NORMAN — A state representative from Claremore thinks county officials need more training. Much of what they learn, Marty Quinn said, is acquired on the job. That could cost taxpayers, as county officials deal with millions of dollars of public funds.
Mr. Quinn will head up an interim study Nov. 12 at the state Capitol.
All of our elected officials routinely attend continuing education and maintain strong relations with their state organizations. But as county governments grow and become more professionalized, it might be time for lawmakers to look at more than just additional training and explore the benefits of a county-manager form of government in larger counties and possible consolidation between counties.
The three-district set-up in all 77 Oklahoma counties is an antiquated system established in the state’s early years.
Commissioners, who are full-time employees and earn more than $80,000 per year, have their own road crews, make their own equipment and materials purchase and have varied responsibilities for county property itself.
Imagine if each Norman city council member had their own road crews working in their wards.

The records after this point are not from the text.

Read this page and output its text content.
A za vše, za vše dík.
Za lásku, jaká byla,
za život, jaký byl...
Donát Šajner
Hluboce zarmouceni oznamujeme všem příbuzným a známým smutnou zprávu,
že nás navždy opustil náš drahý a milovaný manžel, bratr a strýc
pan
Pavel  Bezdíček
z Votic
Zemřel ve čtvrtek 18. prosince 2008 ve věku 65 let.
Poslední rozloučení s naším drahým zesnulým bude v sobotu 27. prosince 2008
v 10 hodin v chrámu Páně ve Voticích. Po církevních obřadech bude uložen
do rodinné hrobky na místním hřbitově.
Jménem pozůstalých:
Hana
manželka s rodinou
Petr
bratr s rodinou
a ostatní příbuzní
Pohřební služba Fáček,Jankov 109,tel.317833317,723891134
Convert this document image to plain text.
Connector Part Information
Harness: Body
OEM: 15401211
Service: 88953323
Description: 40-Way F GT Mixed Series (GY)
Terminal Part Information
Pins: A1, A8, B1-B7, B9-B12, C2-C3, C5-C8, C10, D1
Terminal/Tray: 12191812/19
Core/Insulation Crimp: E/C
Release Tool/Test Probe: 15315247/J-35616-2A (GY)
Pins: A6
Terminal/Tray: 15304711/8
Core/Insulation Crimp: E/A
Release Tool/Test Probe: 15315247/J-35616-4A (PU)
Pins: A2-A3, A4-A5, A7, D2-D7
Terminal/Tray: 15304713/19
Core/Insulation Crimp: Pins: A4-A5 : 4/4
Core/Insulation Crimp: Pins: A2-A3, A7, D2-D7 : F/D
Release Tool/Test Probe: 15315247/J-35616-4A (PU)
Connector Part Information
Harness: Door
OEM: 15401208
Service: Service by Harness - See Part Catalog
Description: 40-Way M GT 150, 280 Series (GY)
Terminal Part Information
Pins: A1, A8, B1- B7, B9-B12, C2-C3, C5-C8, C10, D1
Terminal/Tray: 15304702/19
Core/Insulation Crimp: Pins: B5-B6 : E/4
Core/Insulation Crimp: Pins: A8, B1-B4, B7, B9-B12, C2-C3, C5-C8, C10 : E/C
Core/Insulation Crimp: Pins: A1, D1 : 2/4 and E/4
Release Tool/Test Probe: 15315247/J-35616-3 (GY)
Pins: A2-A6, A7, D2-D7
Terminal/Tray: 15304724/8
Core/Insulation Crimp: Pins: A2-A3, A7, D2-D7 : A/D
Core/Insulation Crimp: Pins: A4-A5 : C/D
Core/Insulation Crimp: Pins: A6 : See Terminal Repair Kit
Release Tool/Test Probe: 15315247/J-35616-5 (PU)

Mr. Quinn said it would have been beneficial for him as an elected state representative to have some basic knowledge of the processes and procedures before he took office in 2010.
Currently most elected county officials are required to take a minimal amount of training, and testing is optional. The county assessor has seven courses they must take and pass. The county sheriff and his deputies must receive 80 hours of training to become CLEET-certified.
We hope the interim study also looks at the need for county officials to run on partisan ballots. Let them run like judges do each term, under no party affiliation.